Suited City workers walk across London Bridge at the end of the working day, Friday March 27 2009.(AP)
Speaking at a seminar on faith in the marketplace last night, Ken Costa said the single most important factor in the economic crisis was a breakdown in trust between the public, corporations and their shareholders, regulators and the government. Any recovery of the global economy, he said, would require the rebuilding of trust.
“Our values have shifted from a culture of trust to a culture of self first,” he said. “Religious faith can help us articulate values and provide a motivating spirit to generate and to sustain a culture of trust that needs to be recovered in the marketplace if it is to be effective.
“Thus faith is not only compatible with globalisation.

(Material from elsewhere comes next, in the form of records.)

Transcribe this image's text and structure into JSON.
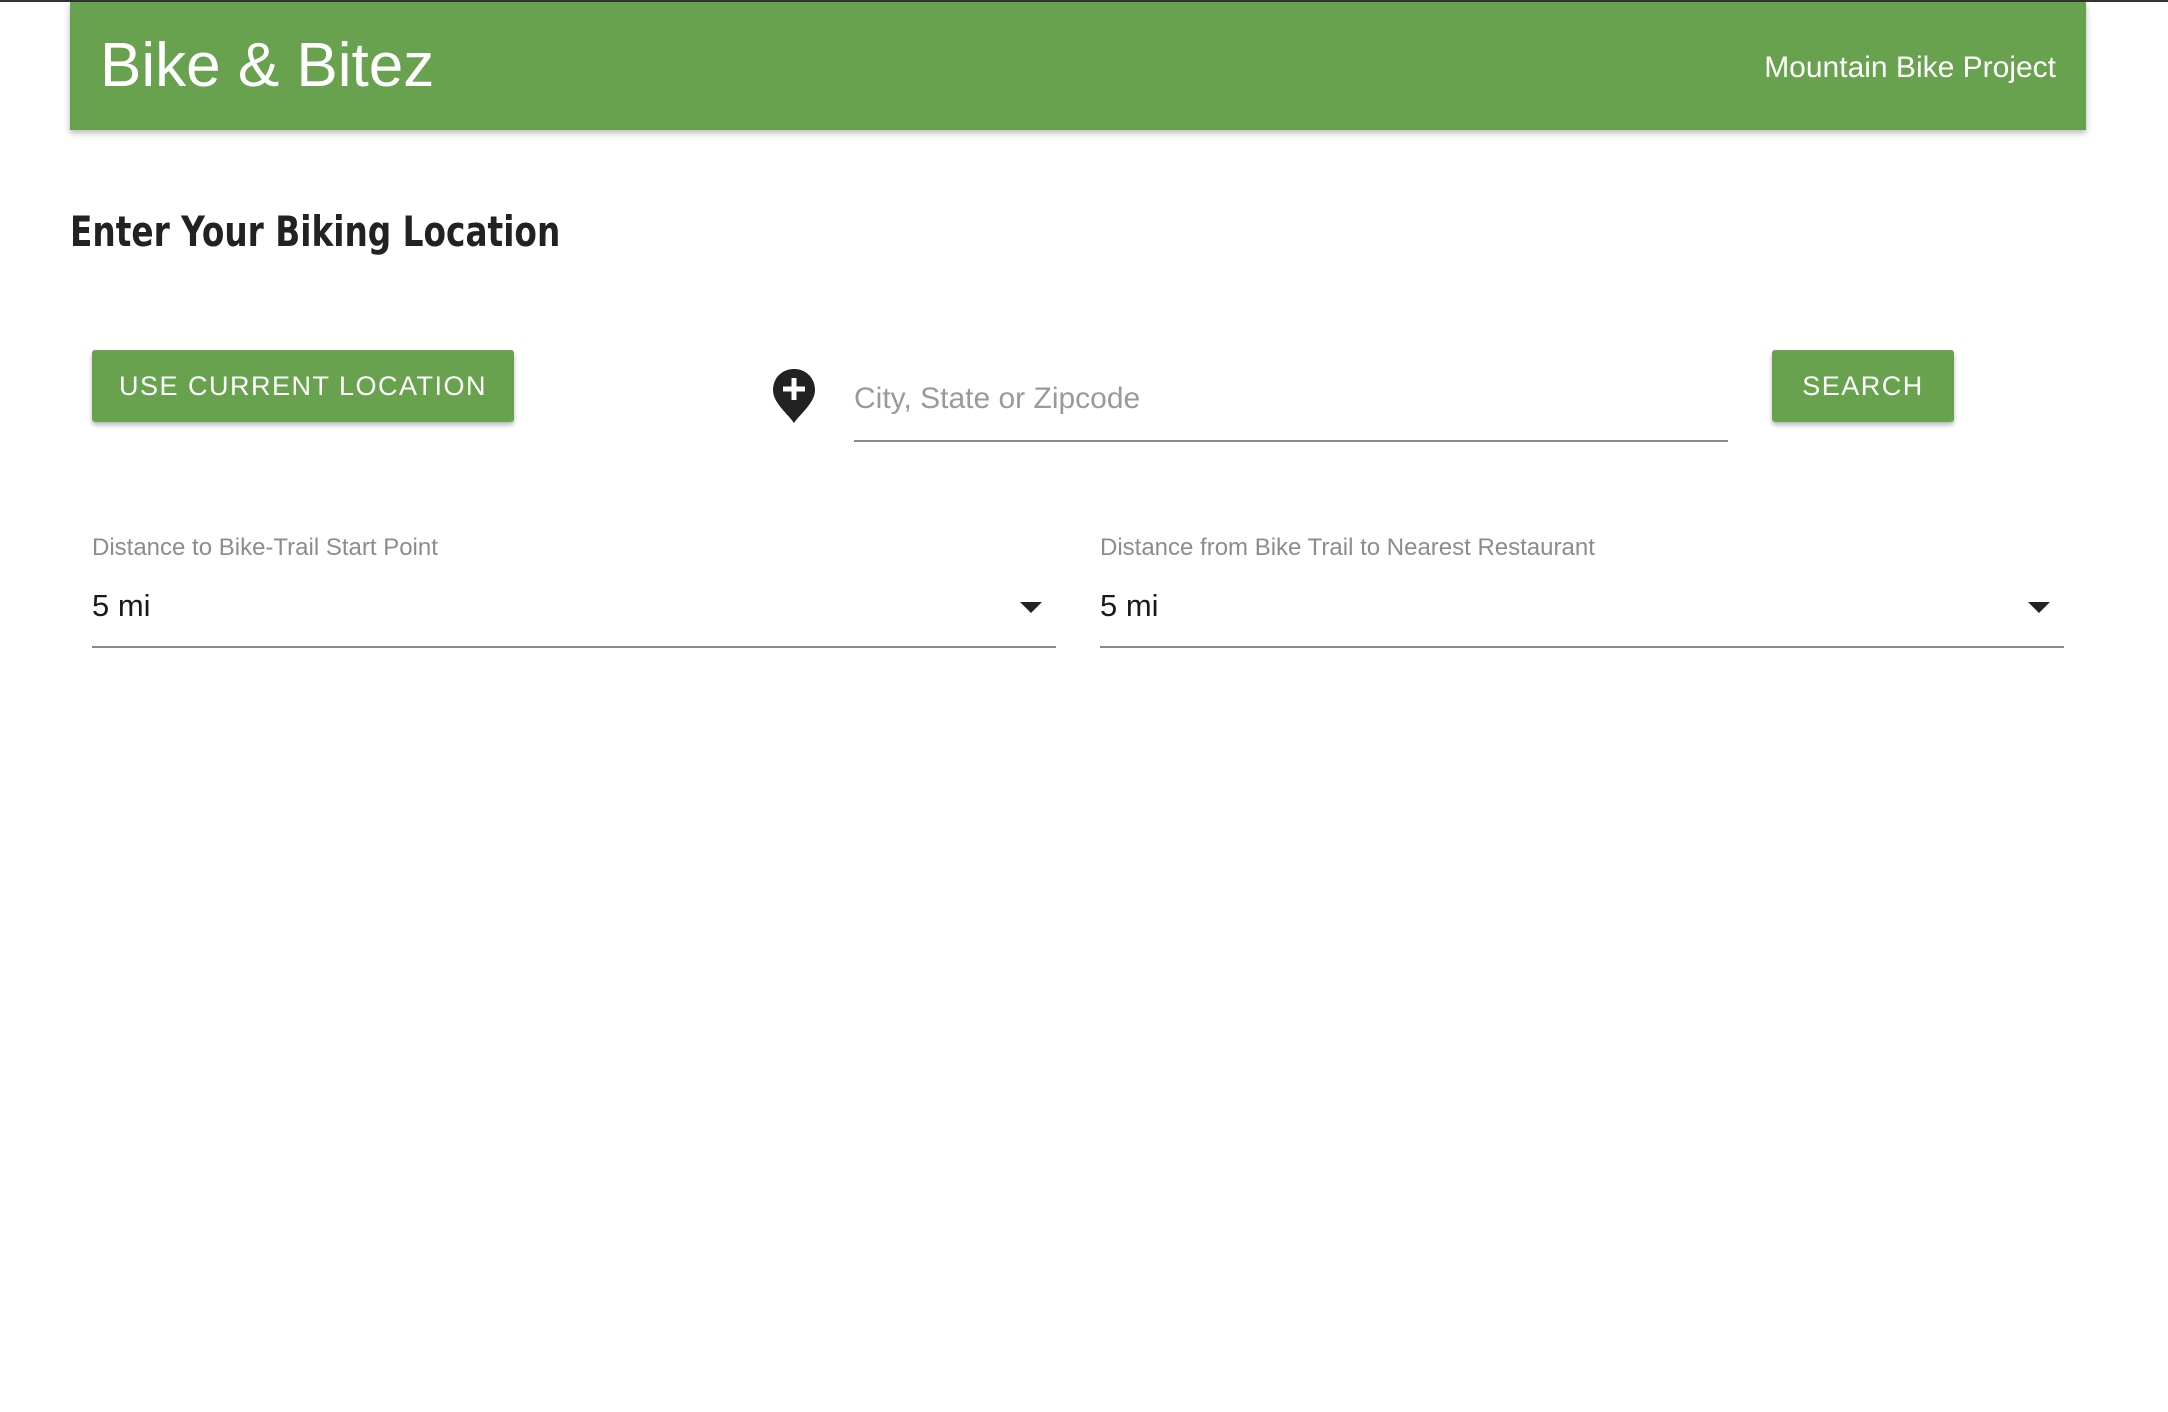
{
  "header": {
    "app_title": "Bike & Bitez",
    "nav_link": "Mountain Bike Project"
  },
  "main": {
    "heading": "Enter Your Biking Location",
    "use_location_label": "USE CURRENT LOCATION",
    "search_label": "SEARCH",
    "location_input": {
      "value": "",
      "placeholder": "City, State or Zipcode"
    },
    "trail_distance": {
      "label": "Distance to Bike-Trail Start Point",
      "value": "5 mi"
    },
    "restaurant_distance": {
      "label": "Distance from Bike Trail to Nearest Restaurant",
      "value": "5 mi"
    }
  },
  "icons": {
    "location": "add-location-pin-icon",
    "dropdown": "arrow-drop-down-icon"
  },
  "colors": {
    "primary": "#69a24f",
    "text_dark": "#222222",
    "label_gray": "#8c8c8c"
  }
}
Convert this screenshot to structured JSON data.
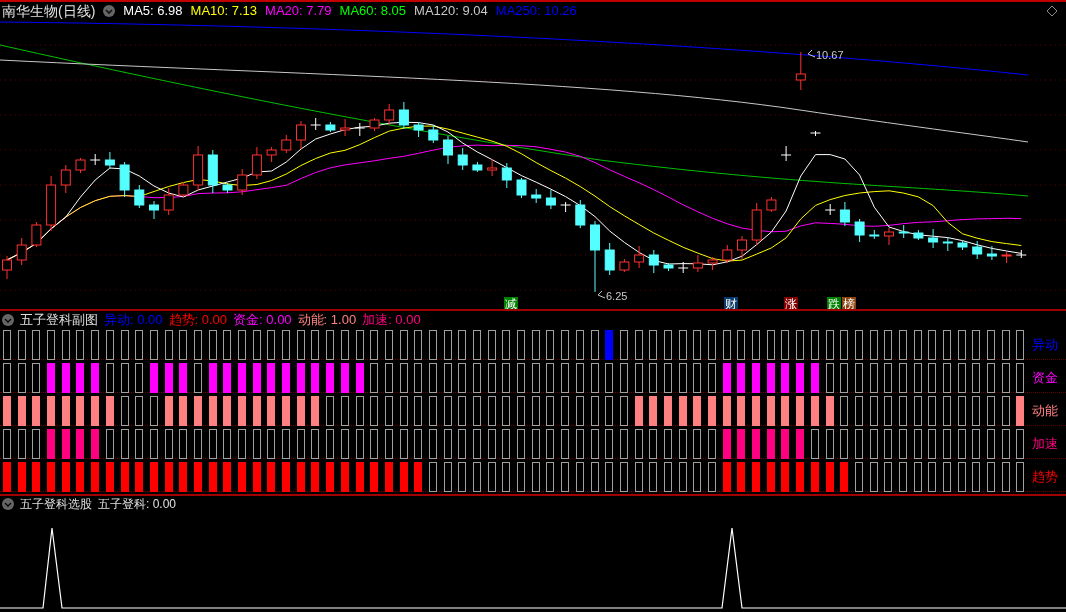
{
  "chart_header": {
    "title": "南华生物(日线)",
    "ma_legend": [
      {
        "text": "MA5: 6.98",
        "color": "#ffffff"
      },
      {
        "text": "MA10: 7.13",
        "color": "#ffff00"
      },
      {
        "text": "MA20: 7.79",
        "color": "#ff00ff"
      },
      {
        "text": "MA60: 8.05",
        "color": "#00ff00"
      },
      {
        "text": "MA120: 9.04",
        "color": "#c8c8c8"
      },
      {
        "text": "MA250: 10.26",
        "color": "#0000ff"
      }
    ]
  },
  "price_labels": [
    {
      "text": "10.67",
      "kind": "high"
    },
    {
      "text": "6.25",
      "kind": "low"
    }
  ],
  "event_markers": [
    {
      "text": "减",
      "color": "#008000"
    },
    {
      "text": "财",
      "color": "#0a3a6a"
    },
    {
      "text": "涨",
      "color": "#800000"
    },
    {
      "text": "跌",
      "color": "#008000"
    },
    {
      "text": "榜",
      "color": "#8b4513"
    }
  ],
  "signal_panel": {
    "title": "五子登科副图",
    "legend": [
      {
        "text": "异动: 0.00",
        "color": "#0000ff"
      },
      {
        "text": "趋势: 0.00",
        "color": "#ff0000"
      },
      {
        "text": "资金: 0.00",
        "color": "#ff00ff"
      },
      {
        "text": "动能: 1.00",
        "color": "#ff8080"
      },
      {
        "text": "加速: 0.00",
        "color": "#ff0080"
      }
    ],
    "rows": [
      {
        "label": "异动",
        "color": "#0000ff",
        "cells": [
          false,
          false,
          false,
          false,
          false,
          false,
          false,
          false,
          false,
          false,
          false,
          false,
          false,
          false,
          false,
          false,
          false,
          false,
          false,
          false,
          false,
          false,
          false,
          false,
          false,
          false,
          false,
          false,
          false,
          false,
          false,
          false,
          false,
          false,
          false,
          false,
          false,
          false,
          false,
          false,
          false,
          true,
          false,
          false,
          false,
          false,
          false,
          false,
          false,
          false,
          false,
          false,
          false,
          false,
          false,
          false,
          false,
          false,
          false,
          false,
          false,
          false,
          false,
          false,
          false,
          false,
          false,
          false,
          false,
          false
        ]
      },
      {
        "label": "资金",
        "color": "#ff00ff",
        "cells": [
          false,
          false,
          false,
          true,
          true,
          true,
          true,
          false,
          false,
          false,
          true,
          true,
          true,
          false,
          true,
          true,
          true,
          true,
          true,
          true,
          true,
          true,
          true,
          true,
          true,
          false,
          false,
          false,
          false,
          false,
          false,
          false,
          false,
          false,
          false,
          false,
          false,
          false,
          false,
          false,
          false,
          false,
          false,
          false,
          false,
          false,
          false,
          false,
          false,
          true,
          true,
          true,
          true,
          true,
          true,
          true,
          false,
          false,
          false,
          false,
          false,
          false,
          false,
          false,
          false,
          false,
          false,
          false,
          false,
          false
        ]
      },
      {
        "label": "动能",
        "color": "#ff8080",
        "cells": [
          true,
          true,
          true,
          true,
          true,
          true,
          true,
          true,
          false,
          false,
          false,
          true,
          true,
          true,
          true,
          true,
          true,
          true,
          true,
          true,
          true,
          true,
          false,
          false,
          false,
          false,
          false,
          false,
          false,
          false,
          false,
          false,
          false,
          false,
          false,
          false,
          false,
          false,
          false,
          false,
          false,
          false,
          false,
          true,
          true,
          true,
          true,
          true,
          true,
          true,
          true,
          true,
          true,
          true,
          true,
          true,
          true,
          false,
          false,
          false,
          false,
          false,
          false,
          false,
          false,
          false,
          false,
          false,
          false,
          true
        ]
      },
      {
        "label": "加速",
        "color": "#ff0080",
        "cells": [
          false,
          false,
          false,
          true,
          true,
          true,
          true,
          false,
          false,
          false,
          false,
          false,
          false,
          false,
          false,
          false,
          false,
          false,
          false,
          false,
          false,
          false,
          false,
          false,
          false,
          false,
          false,
          false,
          false,
          false,
          false,
          false,
          false,
          false,
          false,
          false,
          false,
          false,
          false,
          false,
          false,
          false,
          false,
          false,
          false,
          false,
          false,
          false,
          false,
          true,
          true,
          true,
          true,
          true,
          true,
          false,
          false,
          false,
          false,
          false,
          false,
          false,
          false,
          false,
          false,
          false,
          false,
          false,
          false,
          false
        ]
      },
      {
        "label": "趋势",
        "color": "#ff0000",
        "cells": [
          true,
          true,
          true,
          true,
          true,
          true,
          true,
          true,
          true,
          true,
          true,
          true,
          true,
          true,
          true,
          true,
          true,
          true,
          true,
          true,
          true,
          true,
          true,
          true,
          true,
          true,
          true,
          true,
          true,
          false,
          false,
          false,
          false,
          false,
          false,
          false,
          false,
          false,
          false,
          false,
          false,
          false,
          false,
          false,
          false,
          false,
          false,
          false,
          false,
          true,
          true,
          true,
          true,
          true,
          true,
          true,
          true,
          true,
          false,
          false,
          false,
          false,
          false,
          false,
          false,
          false,
          false,
          false,
          false,
          false
        ]
      }
    ]
  },
  "screener_panel": {
    "title": "五子登科选股",
    "legend": "五子登科: 0.00"
  }
}
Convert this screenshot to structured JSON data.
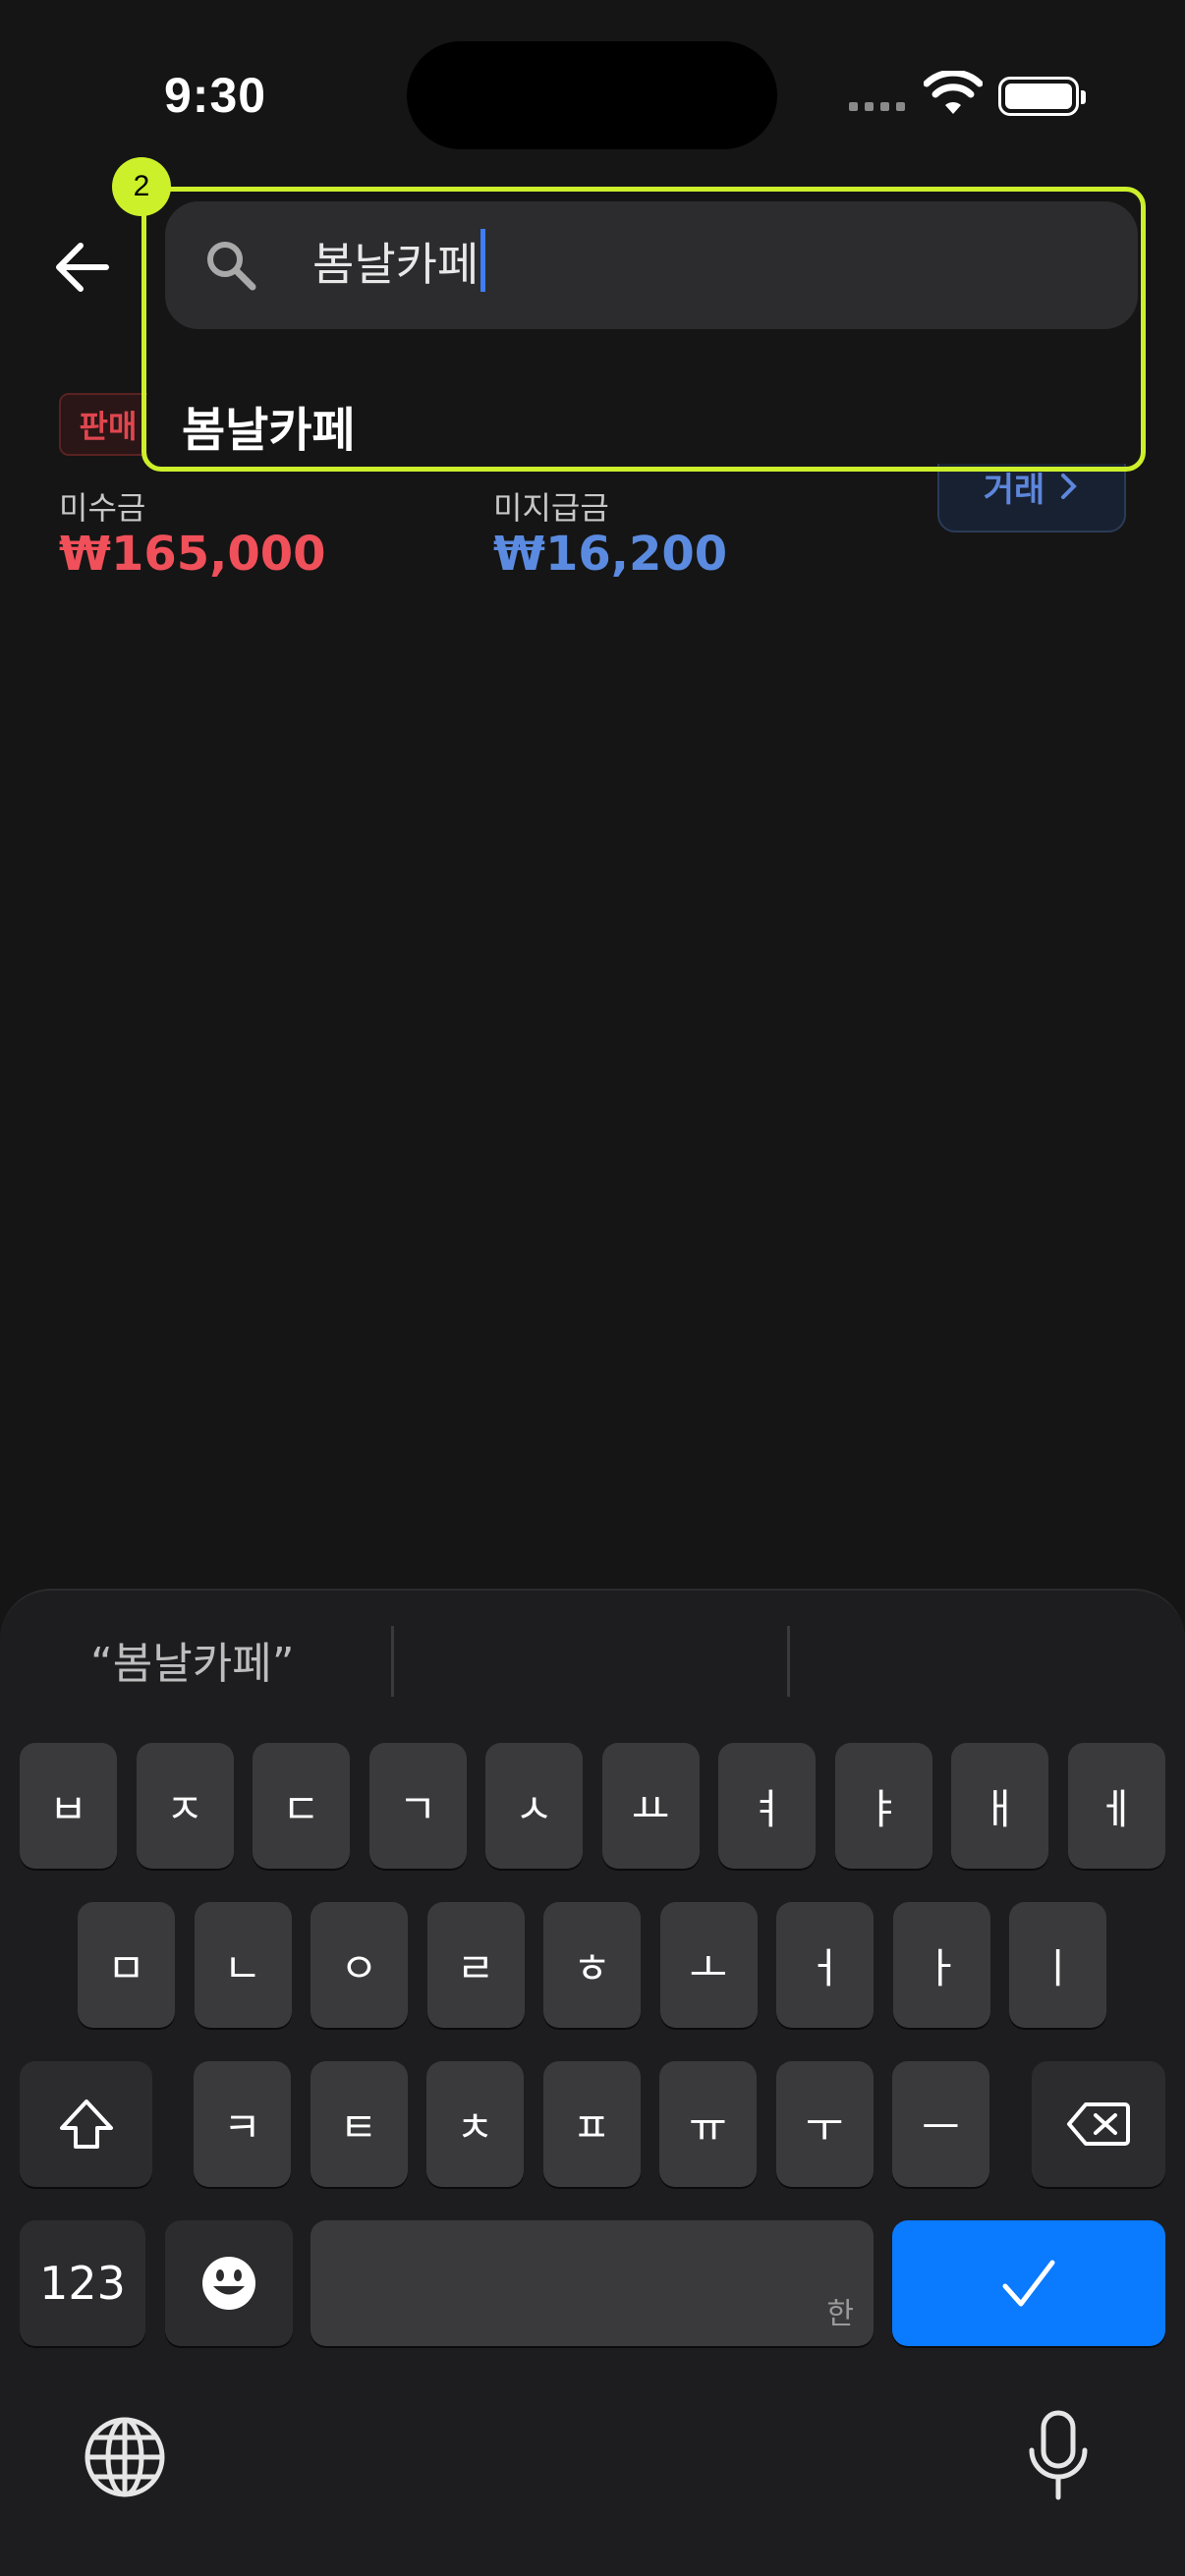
{
  "status_bar": {
    "time": "9:30"
  },
  "search": {
    "query": "봄날카페"
  },
  "suggestions": [
    "봄날카페"
  ],
  "content": {
    "badge": "판매",
    "receivable_label": "미수금",
    "receivable_value": "₩165,000",
    "payable_label": "미지급금",
    "payable_value": "₩16,200",
    "trade_button": "거래"
  },
  "annotation": {
    "number": "2",
    "color": "#ccf02a"
  },
  "keyboard": {
    "prediction": "“봄날카페”",
    "row1": [
      "ㅂ",
      "ㅈ",
      "ㄷ",
      "ㄱ",
      "ㅅ",
      "ㅛ",
      "ㅕ",
      "ㅑ",
      "ㅐ",
      "ㅔ"
    ],
    "row2": [
      "ㅁ",
      "ㄴ",
      "ㅇ",
      "ㄹ",
      "ㅎ",
      "ㅗ",
      "ㅓ",
      "ㅏ",
      "ㅣ"
    ],
    "row3": [
      "ㅋ",
      "ㅌ",
      "ㅊ",
      "ㅍ",
      "ㅠ",
      "ㅜ",
      "ㅡ"
    ],
    "numbers_label": "123",
    "space_hint": "한",
    "return_color": "#0a7aff"
  },
  "colors": {
    "background": "#151515",
    "receivable": "#f0505a",
    "payable": "#5b8be0"
  }
}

It has a vital role to play in ensuring the very possibility of globalisation.”
While banking chiefs should apologise for their role in the crisis, Mr Costa said forgiveness was also needed in order to bring closure and allow society to move on.
Faith, he continued, could not be separated from the marketplace because companies were hiring increasing numbers of people with a faith.
“Since faith matters to people it matters to markets,” he said.
Mr Costa said people of faith had failed to apply their faith to the marketplace, being encouraged instead to leave it at home.
“The reality is that religious believers possess tremendous resources to promote exactly the sort of values that are required to build solid foundations for the global economy,” he said.
“Religious believers are well placed to building up a market place concerned not only with producing goods and services but to producing those things that really are good and of service.
“And this service ethic – the love of God and of neighbour – is central, albeit in different ways, to the world’s great religions.”